The U.S. Army Corps of Engineers spent more than $200,000 stimulus dollars out at Optima Lake, tearing down picnic tables, bathrooms and utility poles.
The Corps said the structures and road were safety hazards, but residents and visitors to the area disagreed.
The Corps admitted that Optima Lake and the dam are not fulfilling the original purpose of providing a water supply, preventing floods or giving the community a full lake for recreation.
Amy Lester, Oklahoma Impact Team
HARDESTY, Oklahoma -- After spending $46 million to build a lake that never filled up with water, the U.S. Army Corps of Engineers is dishing out more tax payer dollars at Optima Lake.
"Money is wasted at an enormous level," said State Representative Gus Blackwell. "They are as they have been, using money foolishly."
Optima Lake is in Blackwell's district in the panhandle. He said he's frustrated since the Corps just used $207,000 federal stimulus dollars to tear down bathrooms, utility polls, shelters, picnic benches and close a road that runs over the dam. Blackwell said the structures were not all posing a safety hazard.
"It is a huge waste of money, a huge waste of time, when if they would've just left it the way it was, everything would've continued without any problem," Blackwell said.
Some people who live there or spend time in the area hunting or relaxing agreed with Blackwell.
"To come out and destroy public property that didn't need destroyed was absolutely a crime," said Bryon Test, lifelong resident of Texas County.
The Corps said they tore down structures that were dilapidated and hazardous, but Test said that's not true. He took pictures of several structures in the area that he said were in good condition before they were demolished.
To destroy public property that was in good condition makes me angry, makes me really angry that people in the government aren't any better stewards of our money than that," Test said.
Test said he is also angry that the Corps shut down the road that runs across the top of the dam. The Corps originally wanted to spend $1.2 million to build a new guardrail along the road. Then while facing political pressure, they pulled the plug on that project. They decided to put in gates to close the road, instead.
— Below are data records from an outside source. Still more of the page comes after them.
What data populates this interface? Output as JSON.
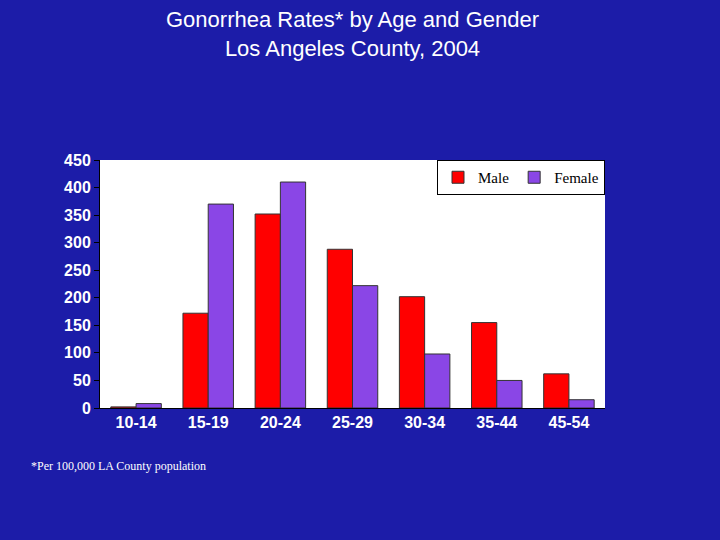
{
  "chart_data": {
    "type": "bar",
    "title": "Gonorrhea Rates* by Age and Gender\nLos Angeles County, 2004",
    "annotations": [
      "*Per 100,000 LA County population"
    ],
    "categories": [
      "10-14",
      "15-19",
      "20-24",
      "25-29",
      "30-34",
      "35-44",
      "45-54"
    ],
    "series": [
      {
        "name": "Male",
        "color": "#ff0000",
        "values": [
          2,
          172,
          352,
          288,
          202,
          155,
          62
        ]
      },
      {
        "name": "Female",
        "color": "#8a46e6",
        "values": [
          8,
          370,
          410,
          222,
          98,
          50,
          15
        ]
      }
    ],
    "ylim": [
      0,
      450
    ],
    "yticks": [
      0,
      50,
      100,
      150,
      200,
      250,
      300,
      350,
      400,
      450
    ],
    "grid": false,
    "legend": "upper right"
  }
}
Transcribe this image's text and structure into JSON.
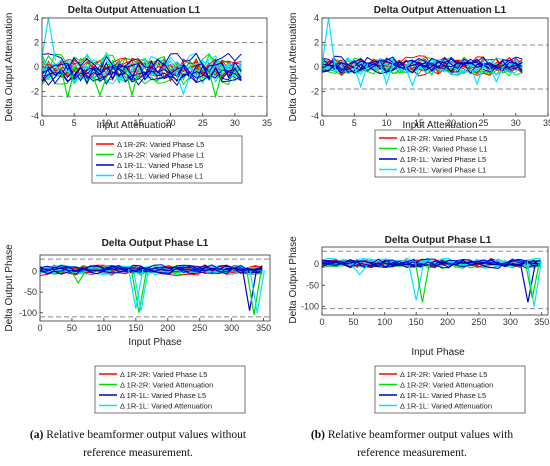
{
  "chart_data": [
    {
      "type": "line",
      "panel": "a",
      "title": "Delta Output Attenuation L1",
      "xlabel": "Input Attenuation",
      "ylabel": "Delta Output Attenuation",
      "xlim": [
        0,
        35
      ],
      "ylim": [
        -4,
        4
      ],
      "xticks": [
        "0",
        "5",
        "10",
        "15",
        "20",
        "25",
        "30",
        "35"
      ],
      "yticks": [
        "-4",
        "-2",
        "0",
        "2",
        "4"
      ],
      "ref_lines": [
        2,
        -2.4
      ],
      "data_x_max": 31,
      "band": [
        -1.6,
        1.3
      ],
      "spikes": [
        {
          "x": 1,
          "y": 4,
          "color": "#00e5ff"
        },
        {
          "x": 4,
          "y": -2.5,
          "color": "#00dd00"
        },
        {
          "x": 9,
          "y": -2.3,
          "color": "#00dd00"
        },
        {
          "x": 14,
          "y": -2.3,
          "color": "#00dd00"
        },
        {
          "x": 22,
          "y": -2.2,
          "color": "#00e5ff"
        },
        {
          "x": 27,
          "y": -2.4,
          "color": "#00dd00"
        }
      ],
      "legend": [
        "Δ 1R-2R: Varied Phase L5",
        "Δ 1R-2R: Varied Phase L1",
        "Δ 1R-1L: Varied Phase L5",
        "Δ 1R-1L: Varied Phase L1"
      ],
      "series_colors": [
        "#ff0000",
        "#00dd00",
        "#0000cc",
        "#00e5ff"
      ]
    },
    {
      "type": "line",
      "panel": "b",
      "title": "Delta Output Attenuation L1",
      "xlabel": "Input Attenuation",
      "ylabel": "Delta Output Attenuation",
      "xlim": [
        0,
        35
      ],
      "ylim": [
        -4,
        4
      ],
      "xticks": [
        "0",
        "5",
        "10",
        "15",
        "20",
        "25",
        "30",
        "35"
      ],
      "yticks": [
        "-4",
        "-2",
        "0",
        "2",
        "4"
      ],
      "ref_lines": [
        1.8,
        -1.8
      ],
      "data_x_max": 31,
      "band": [
        -0.8,
        1.0
      ],
      "spikes": [
        {
          "x": 1,
          "y": 4,
          "color": "#00e5ff"
        },
        {
          "x": 6,
          "y": -1.6,
          "color": "#00e5ff"
        },
        {
          "x": 10,
          "y": -1.4,
          "color": "#00e5ff"
        },
        {
          "x": 14,
          "y": -1.5,
          "color": "#00e5ff"
        },
        {
          "x": 24,
          "y": -1.4,
          "color": "#00e5ff"
        },
        {
          "x": 27,
          "y": -1.2,
          "color": "#00e5ff"
        }
      ],
      "legend": [
        "Δ 1R-2R: Varied Phase L5",
        "Δ 1R-2R: Varied Phase L1",
        "Δ 1R-1L: Varied Phase L5",
        "Δ 1R-1L: Varied Phase L1"
      ],
      "series_colors": [
        "#ff0000",
        "#00dd00",
        "#0000cc",
        "#00e5ff"
      ]
    },
    {
      "type": "line",
      "panel": "a",
      "title": "Delta Output Phase L1",
      "xlabel": "Input Phase",
      "ylabel": "Delta Output Phase",
      "xlim": [
        0,
        360
      ],
      "ylim": [
        -120,
        40
      ],
      "xticks": [
        "0",
        "50",
        "100",
        "150",
        "200",
        "250",
        "300",
        "350"
      ],
      "yticks": [
        "-100",
        "-50",
        "0"
      ],
      "ytick_values": [
        -100,
        -50,
        0
      ],
      "ref_lines": [
        30,
        -110
      ],
      "data_x_max": 348,
      "band": [
        -12,
        18
      ],
      "spikes": [
        {
          "x": 155,
          "y": -100,
          "color": "#00dd00"
        },
        {
          "x": 150,
          "y": -90,
          "color": "#00e5ff"
        },
        {
          "x": 158,
          "y": -95,
          "color": "#00e5ff"
        },
        {
          "x": 328,
          "y": -95,
          "color": "#0000cc"
        },
        {
          "x": 335,
          "y": -105,
          "color": "#00dd00"
        },
        {
          "x": 340,
          "y": -100,
          "color": "#00e5ff"
        },
        {
          "x": 60,
          "y": -28,
          "color": "#00dd00"
        }
      ],
      "legend": [
        "Δ 1R-2R: Varied Phase L5",
        "Δ 1R-2R: Varied Attenuation",
        "Δ 1R-1L: Varied Phase L5",
        "Δ 1R-1L: Varied Attenuation"
      ],
      "series_colors": [
        "#ff0000",
        "#00dd00",
        "#0000cc",
        "#00e5ff"
      ]
    },
    {
      "type": "line",
      "panel": "b",
      "title": "Delta Output Phase L1",
      "xlabel": "Input Phase",
      "ylabel": "Delta Output Phase",
      "xlim": [
        0,
        360
      ],
      "ylim": [
        -120,
        40
      ],
      "xticks": [
        "0",
        "50",
        "100",
        "150",
        "200",
        "250",
        "300",
        "350"
      ],
      "yticks": [
        "-100",
        "-50",
        "0"
      ],
      "ytick_values": [
        -100,
        -50,
        0
      ],
      "ref_lines": [
        30,
        -105
      ],
      "data_x_max": 348,
      "band": [
        -12,
        16
      ],
      "spikes": [
        {
          "x": 150,
          "y": -85,
          "color": "#00e5ff"
        },
        {
          "x": 160,
          "y": -90,
          "color": "#00dd00"
        },
        {
          "x": 328,
          "y": -90,
          "color": "#0000cc"
        },
        {
          "x": 338,
          "y": -100,
          "color": "#00e5ff"
        },
        {
          "x": 335,
          "y": -80,
          "color": "#00dd00"
        },
        {
          "x": 60,
          "y": -25,
          "color": "#00e5ff"
        }
      ],
      "legend": [
        "Δ 1R-2R: Varied Phase L5",
        "Δ 1R-2R: Varied Attenuation",
        "Δ 1R-1L: Varied Phase L5",
        "Δ 1R-1L: Varied Attenuation"
      ],
      "series_colors": [
        "#ff0000",
        "#00dd00",
        "#0000cc",
        "#00e5ff"
      ]
    }
  ],
  "captions": {
    "a": {
      "label": "(a)",
      "line1": " Relative beamformer output values without",
      "line2": "reference measurement."
    },
    "b": {
      "label": "(b)",
      "line1": " Relative beamformer output values with",
      "line2": "reference measurement."
    }
  }
}
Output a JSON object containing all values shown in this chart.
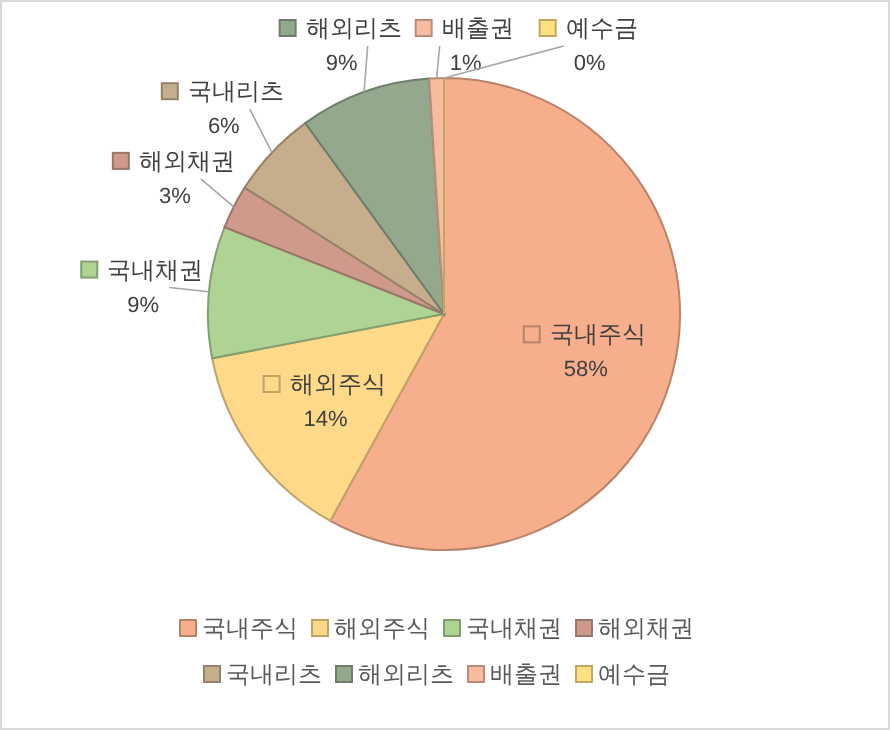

The Corps insisted the road and structures out there posed a safety hazard.
"If someone got hurt, real serious, there could be huge lawsuits quite frankly and that's going to cost a whole lot more, so we're trying to prevent anybody from getting hurt to begin with," said Ross Adkins, spokesperson for the Corps, Tulsa District.
Adkins said he does not know of any serious injuries ever occurring at Optima Lake.
The Corps admitted that Optima Lake and the dam are not fulfilling the original purpose. They are not providing a water supply, preventing floods or giving the community a full lake for recreation. The Corps spends roughly $200,000 a year maintaining the project.
"So little water that you can almost walk across, so no, it is not performing as it was originally designed," Adkins said.
The Corps decided to study the project so it can determine what to do about it. The Corps' studies follow three phases. The first initial assessment will look at whether the project is doing what it's designed to do. The price tag will be $45,000. The second study is called the reconnaissance study. It will come up with options and recommendations. The cost will be $100,000. The third study is the feasibility phase, which will determine the best option and try to execute that option. The price tag is up to $1 million. The city, county or state will pay for half of that study. If the Corps cannot find anyone to pick up half the tab, the studies stop and no changes to the project will occur.
"Frankly, I don't think it will go any further. I don't think there is any dollars out there especially in this time of economics," Adkins said.
So why even start a process they can't finish? Why not just decide internally what to do and take action?
"Unfortunately, we don't have much choice. We're required to do the steps. We're not the makers of the policy. We're just the executers, or the ones who carry out the policy," Adkins said.
The whole situation has frustrated U.S. Senator Tom Coburn.
"It just shows you how disconnected the bureaucracies are from common sense," Coburn said. "They have to have money allocated so they can keep bureaucrats busy doing a study that otherwise is common sense."
Coburn said he plans to write a bill next session. He hopes to halt the studies and tell the Corps what to do. He said he'll likely push to allow the original landowners to buy their land back since they lost it through eminent domain. Anything left over, the state could use for a nature preserve and hunting.
"There are some people out there that don't want any of the land to go back to the original landowners, that's a non-starter because that violates the U.S. constitution," Coburn said.
State Rep. Blackwell and resident Test both said they want the 13,000 acres of land to go to the state, not the original landowners. At least one landowner said his family should have first right of refusal to purchase it before it goes to the state.
Blackwell said he is trying get additional information about how the Corps spends money at Optima Lake. The Corps said it wants to charge him $1,000 just to start his Freedom of Information Act request. Blackwell said he will keep fighting for those facts and figures.